Die tödliche Messerattacke von Aschaffenburg könnte eine Zäsur werden – nicht nur für die Migrationspolitik in Deutschland, sondern auch für den Umgang mit psychisch Kranken, die eine Gefahr für Dritte darstellen.
Es gehe ihm explizit nicht darum, alle Menschen mit psychischen Erkrankungen zu stigmatisieren, sagt CSU-Fraktionschef Klaus Holetschek. Das Thema gehöre in die Mitte der Gesellschaft. Es gebe aber Situationen, "wo Straftaten im Spiel sind und auch akute psychotische Störungen in einem Ausmaß, die man nicht laufen lassen kann". Zum Beispiel, wenn eine gefährliche Person aus dem Krankenhaus entlassen werde und ihre Medikamente nicht einnehme oder eine weitere Behandlung verweigere: "Diese Lücke müssen wir schließen – notfalls auch gegen den Willen".
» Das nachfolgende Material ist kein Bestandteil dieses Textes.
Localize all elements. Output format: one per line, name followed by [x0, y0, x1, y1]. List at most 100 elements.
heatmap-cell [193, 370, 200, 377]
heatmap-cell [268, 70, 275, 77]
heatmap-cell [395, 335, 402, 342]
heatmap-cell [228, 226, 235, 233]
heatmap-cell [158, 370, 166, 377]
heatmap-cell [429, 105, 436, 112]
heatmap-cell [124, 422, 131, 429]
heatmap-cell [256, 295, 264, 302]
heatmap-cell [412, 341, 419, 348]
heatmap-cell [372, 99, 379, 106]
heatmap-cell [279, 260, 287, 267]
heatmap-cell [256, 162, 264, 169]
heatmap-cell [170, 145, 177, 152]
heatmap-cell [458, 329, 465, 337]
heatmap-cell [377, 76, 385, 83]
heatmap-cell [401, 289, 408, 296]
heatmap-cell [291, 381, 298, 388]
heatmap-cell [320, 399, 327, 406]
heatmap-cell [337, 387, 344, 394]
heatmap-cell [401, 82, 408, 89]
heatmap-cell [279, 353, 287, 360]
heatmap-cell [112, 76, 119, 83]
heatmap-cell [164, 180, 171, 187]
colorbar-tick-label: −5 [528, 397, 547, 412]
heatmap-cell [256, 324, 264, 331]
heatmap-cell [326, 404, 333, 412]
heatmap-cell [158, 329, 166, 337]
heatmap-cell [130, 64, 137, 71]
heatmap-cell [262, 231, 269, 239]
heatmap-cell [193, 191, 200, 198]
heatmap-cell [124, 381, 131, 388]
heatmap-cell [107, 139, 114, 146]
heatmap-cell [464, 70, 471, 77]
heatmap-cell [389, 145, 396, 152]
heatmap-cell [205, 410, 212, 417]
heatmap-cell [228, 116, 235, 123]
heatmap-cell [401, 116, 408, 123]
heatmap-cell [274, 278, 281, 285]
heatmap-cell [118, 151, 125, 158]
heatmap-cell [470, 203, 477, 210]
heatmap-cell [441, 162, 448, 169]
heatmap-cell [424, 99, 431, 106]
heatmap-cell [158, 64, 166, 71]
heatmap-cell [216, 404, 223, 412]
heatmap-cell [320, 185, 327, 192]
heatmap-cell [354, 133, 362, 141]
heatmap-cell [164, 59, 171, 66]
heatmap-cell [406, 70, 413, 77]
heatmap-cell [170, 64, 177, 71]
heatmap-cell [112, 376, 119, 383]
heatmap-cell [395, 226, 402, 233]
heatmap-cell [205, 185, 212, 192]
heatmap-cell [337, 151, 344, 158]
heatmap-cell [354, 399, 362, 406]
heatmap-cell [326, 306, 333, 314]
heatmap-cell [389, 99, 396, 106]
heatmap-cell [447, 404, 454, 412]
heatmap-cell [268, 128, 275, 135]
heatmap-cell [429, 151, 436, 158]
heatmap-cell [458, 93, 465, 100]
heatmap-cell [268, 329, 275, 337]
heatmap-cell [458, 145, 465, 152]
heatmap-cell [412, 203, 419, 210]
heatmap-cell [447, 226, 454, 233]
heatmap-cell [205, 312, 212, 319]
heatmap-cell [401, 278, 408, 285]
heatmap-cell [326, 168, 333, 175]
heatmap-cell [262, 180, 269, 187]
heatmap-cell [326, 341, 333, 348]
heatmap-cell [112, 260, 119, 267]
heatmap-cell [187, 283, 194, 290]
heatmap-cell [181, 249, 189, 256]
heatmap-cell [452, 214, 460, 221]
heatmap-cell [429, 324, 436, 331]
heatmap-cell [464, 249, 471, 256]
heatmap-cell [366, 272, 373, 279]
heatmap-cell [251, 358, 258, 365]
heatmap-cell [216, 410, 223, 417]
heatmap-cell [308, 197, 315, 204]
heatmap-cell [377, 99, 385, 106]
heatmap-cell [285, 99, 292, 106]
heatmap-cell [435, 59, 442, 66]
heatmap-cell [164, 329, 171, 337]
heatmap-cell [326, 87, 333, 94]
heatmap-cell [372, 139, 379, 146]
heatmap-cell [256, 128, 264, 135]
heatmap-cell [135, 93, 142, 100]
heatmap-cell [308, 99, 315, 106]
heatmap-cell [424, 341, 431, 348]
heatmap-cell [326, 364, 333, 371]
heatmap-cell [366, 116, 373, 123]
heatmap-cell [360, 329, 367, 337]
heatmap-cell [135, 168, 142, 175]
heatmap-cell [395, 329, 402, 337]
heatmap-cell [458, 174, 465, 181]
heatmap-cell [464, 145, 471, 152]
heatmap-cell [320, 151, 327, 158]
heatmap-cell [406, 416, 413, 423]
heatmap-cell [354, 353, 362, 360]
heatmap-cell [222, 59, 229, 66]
Einweisung von Minderjährigen auch ohne elterliche Zustimmung
Es brauche einen verbesserten Datenaustausch zwischen den Behörden. "Datenschutz darf nicht zum Täterschutz werden", so Holetschek. Personen unter 18 Jahren in akuter psychiatrischer Not sollen auch ohne Zustimmung der Eltern zur diagnostischen Untersuchung in die Klink kommen können. Manche Menschen hätten Angst, dass nun "der gläserne Patient" komme, so Holetschek. Allerdings: "Das ist das nicht das, was wir wollen".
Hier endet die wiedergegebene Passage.